The prediction made with the alternative hypothesis, Modified Newtonian Dynamics, predicted in advance of confirming observations behavior previously attributed to the presence of dark matter, they said.
In a study submitted to the Astrophysical Journal, Stacy McGaugh, professor of astronomy at Case Western Reserve University in Cleveland, and Mordehai Milgrom, the father of MOND and professor of physics at Weizmann Institute in Israel, report testing MOND on galaxies that are satellites of Andromeda.
With conventional gravity, the behaviors of their stars infer those galaxies contain huge amounts of dark matter, but with MOND the behaviors can be predicted without the implied effect of dark energy, the researchers said.
"Most scientists are more comfortable with the dark matter interpretation," McGaugh said. "But we need to understand why MOND succeeds with these predictions. We don't even know how to make this prediction with dark matter.

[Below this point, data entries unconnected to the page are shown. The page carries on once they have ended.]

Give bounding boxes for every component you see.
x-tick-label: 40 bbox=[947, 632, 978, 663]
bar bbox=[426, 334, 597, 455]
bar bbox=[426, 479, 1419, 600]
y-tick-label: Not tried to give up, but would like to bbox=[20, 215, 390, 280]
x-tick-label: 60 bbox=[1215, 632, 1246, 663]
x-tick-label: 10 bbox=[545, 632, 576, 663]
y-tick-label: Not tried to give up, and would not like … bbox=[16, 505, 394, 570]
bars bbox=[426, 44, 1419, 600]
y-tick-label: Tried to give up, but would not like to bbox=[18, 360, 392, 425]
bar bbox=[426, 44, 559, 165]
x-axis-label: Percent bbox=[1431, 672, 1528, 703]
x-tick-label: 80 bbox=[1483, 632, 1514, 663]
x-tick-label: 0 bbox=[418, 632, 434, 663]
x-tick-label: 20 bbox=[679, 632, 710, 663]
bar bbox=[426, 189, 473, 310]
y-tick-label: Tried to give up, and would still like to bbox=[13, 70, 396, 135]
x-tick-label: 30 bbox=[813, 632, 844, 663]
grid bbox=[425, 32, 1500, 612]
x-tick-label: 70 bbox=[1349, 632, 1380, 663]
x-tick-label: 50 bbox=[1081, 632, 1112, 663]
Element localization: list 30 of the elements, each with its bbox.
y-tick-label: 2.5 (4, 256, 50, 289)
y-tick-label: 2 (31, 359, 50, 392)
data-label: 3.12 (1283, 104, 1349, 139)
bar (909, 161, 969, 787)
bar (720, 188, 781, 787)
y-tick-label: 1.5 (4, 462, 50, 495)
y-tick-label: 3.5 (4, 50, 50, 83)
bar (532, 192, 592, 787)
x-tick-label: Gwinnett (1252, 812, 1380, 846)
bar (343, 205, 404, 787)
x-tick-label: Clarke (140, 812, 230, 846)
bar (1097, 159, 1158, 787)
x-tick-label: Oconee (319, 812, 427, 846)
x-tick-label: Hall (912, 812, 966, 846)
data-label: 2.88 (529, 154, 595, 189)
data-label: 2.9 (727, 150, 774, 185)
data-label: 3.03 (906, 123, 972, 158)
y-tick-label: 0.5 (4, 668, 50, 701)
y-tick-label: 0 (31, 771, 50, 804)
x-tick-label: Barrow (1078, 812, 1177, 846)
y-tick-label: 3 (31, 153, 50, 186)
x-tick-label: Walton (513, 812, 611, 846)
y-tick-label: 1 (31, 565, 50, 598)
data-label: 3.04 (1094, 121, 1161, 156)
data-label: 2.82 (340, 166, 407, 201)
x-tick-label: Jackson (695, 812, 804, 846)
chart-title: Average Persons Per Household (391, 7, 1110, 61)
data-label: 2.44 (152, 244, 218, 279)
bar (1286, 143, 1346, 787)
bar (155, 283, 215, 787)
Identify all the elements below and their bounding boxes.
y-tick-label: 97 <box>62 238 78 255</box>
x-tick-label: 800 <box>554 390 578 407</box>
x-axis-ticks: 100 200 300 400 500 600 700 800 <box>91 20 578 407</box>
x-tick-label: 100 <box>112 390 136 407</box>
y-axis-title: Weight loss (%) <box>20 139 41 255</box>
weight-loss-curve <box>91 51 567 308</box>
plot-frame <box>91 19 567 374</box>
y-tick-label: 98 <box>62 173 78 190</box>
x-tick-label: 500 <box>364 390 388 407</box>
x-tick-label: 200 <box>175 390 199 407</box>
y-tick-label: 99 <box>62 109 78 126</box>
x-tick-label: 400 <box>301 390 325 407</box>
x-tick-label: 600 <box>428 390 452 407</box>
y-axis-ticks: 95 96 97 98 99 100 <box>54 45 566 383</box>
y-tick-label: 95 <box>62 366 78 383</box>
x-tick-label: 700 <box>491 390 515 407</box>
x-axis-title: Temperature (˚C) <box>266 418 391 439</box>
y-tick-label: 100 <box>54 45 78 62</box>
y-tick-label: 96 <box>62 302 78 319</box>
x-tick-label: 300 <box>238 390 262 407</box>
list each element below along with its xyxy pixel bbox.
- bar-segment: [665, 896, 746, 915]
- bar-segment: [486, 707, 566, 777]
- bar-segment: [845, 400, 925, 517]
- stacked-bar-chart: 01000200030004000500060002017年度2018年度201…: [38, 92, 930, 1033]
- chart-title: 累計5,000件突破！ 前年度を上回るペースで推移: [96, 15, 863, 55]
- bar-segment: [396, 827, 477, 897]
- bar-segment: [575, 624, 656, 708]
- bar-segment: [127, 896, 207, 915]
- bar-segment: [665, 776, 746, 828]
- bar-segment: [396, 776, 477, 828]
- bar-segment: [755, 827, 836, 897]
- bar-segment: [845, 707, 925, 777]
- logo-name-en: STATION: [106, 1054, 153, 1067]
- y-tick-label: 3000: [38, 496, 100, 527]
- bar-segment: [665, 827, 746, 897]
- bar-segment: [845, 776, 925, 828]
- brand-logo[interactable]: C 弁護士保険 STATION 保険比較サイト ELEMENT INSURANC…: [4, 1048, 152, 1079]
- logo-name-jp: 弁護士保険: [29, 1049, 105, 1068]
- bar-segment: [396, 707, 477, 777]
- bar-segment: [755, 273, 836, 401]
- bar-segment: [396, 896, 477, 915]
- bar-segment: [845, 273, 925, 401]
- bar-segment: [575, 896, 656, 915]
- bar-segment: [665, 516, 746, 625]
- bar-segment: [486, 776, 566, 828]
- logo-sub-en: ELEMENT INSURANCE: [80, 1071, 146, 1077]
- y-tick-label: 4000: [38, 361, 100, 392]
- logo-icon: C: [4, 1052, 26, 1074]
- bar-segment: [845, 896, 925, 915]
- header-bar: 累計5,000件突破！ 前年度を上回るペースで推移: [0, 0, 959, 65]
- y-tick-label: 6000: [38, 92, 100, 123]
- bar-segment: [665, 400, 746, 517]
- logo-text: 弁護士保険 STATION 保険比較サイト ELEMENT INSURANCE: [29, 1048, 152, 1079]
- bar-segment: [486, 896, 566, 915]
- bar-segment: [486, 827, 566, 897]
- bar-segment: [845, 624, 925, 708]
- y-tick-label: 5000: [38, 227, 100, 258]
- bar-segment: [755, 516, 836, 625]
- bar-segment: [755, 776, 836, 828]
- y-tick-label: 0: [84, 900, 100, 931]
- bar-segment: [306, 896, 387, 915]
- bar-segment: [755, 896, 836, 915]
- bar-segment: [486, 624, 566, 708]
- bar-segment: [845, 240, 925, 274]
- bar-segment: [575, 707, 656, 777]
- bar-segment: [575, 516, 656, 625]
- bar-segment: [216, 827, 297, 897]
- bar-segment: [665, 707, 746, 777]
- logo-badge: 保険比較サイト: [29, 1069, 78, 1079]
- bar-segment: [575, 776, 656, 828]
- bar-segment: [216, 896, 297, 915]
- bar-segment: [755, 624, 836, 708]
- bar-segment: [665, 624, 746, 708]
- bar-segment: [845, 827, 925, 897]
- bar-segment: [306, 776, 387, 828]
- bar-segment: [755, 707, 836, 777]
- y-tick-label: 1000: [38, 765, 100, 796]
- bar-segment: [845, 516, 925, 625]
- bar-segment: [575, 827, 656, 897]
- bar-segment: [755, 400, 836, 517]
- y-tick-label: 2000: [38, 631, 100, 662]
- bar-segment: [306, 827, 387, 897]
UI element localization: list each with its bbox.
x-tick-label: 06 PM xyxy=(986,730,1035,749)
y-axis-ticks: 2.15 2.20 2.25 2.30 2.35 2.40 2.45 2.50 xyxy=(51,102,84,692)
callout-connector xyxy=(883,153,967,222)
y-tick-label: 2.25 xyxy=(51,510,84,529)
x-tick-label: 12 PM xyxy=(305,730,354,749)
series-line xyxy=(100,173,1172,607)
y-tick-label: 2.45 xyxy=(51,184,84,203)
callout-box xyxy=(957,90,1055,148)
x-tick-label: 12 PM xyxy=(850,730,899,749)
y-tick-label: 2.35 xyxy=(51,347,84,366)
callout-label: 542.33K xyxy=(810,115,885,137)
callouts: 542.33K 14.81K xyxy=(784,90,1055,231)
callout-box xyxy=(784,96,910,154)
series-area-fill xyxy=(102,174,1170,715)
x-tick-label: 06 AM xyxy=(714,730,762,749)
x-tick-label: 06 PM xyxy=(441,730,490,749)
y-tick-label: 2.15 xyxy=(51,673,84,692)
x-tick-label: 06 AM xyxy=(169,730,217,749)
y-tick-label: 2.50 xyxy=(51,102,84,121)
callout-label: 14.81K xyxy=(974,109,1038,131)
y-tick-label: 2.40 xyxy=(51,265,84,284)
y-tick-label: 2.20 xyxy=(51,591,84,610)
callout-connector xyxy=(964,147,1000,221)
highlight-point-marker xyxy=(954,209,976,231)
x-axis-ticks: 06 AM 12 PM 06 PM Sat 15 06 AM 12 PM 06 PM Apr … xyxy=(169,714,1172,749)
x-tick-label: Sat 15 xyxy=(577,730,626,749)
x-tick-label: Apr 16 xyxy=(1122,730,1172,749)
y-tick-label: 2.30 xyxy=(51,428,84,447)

"At stake now is whether the universe is predominantly made of an invisible substance that persistently eludes detection in the laboratory, or whether we are obliged to modify one of our most fundamental theories, the law of gravity," McGaugh said.
The MOND hypothesis says Newton's force law must be tweaked at low acceleration -- 11 orders of magnitude lower than what we feel on the surface of Earth. Acceleration above that threshold is linearly proportional to the force of gravity -- as Newton's law says -- but below the threshold it is not, McGaugh and Milgrom say.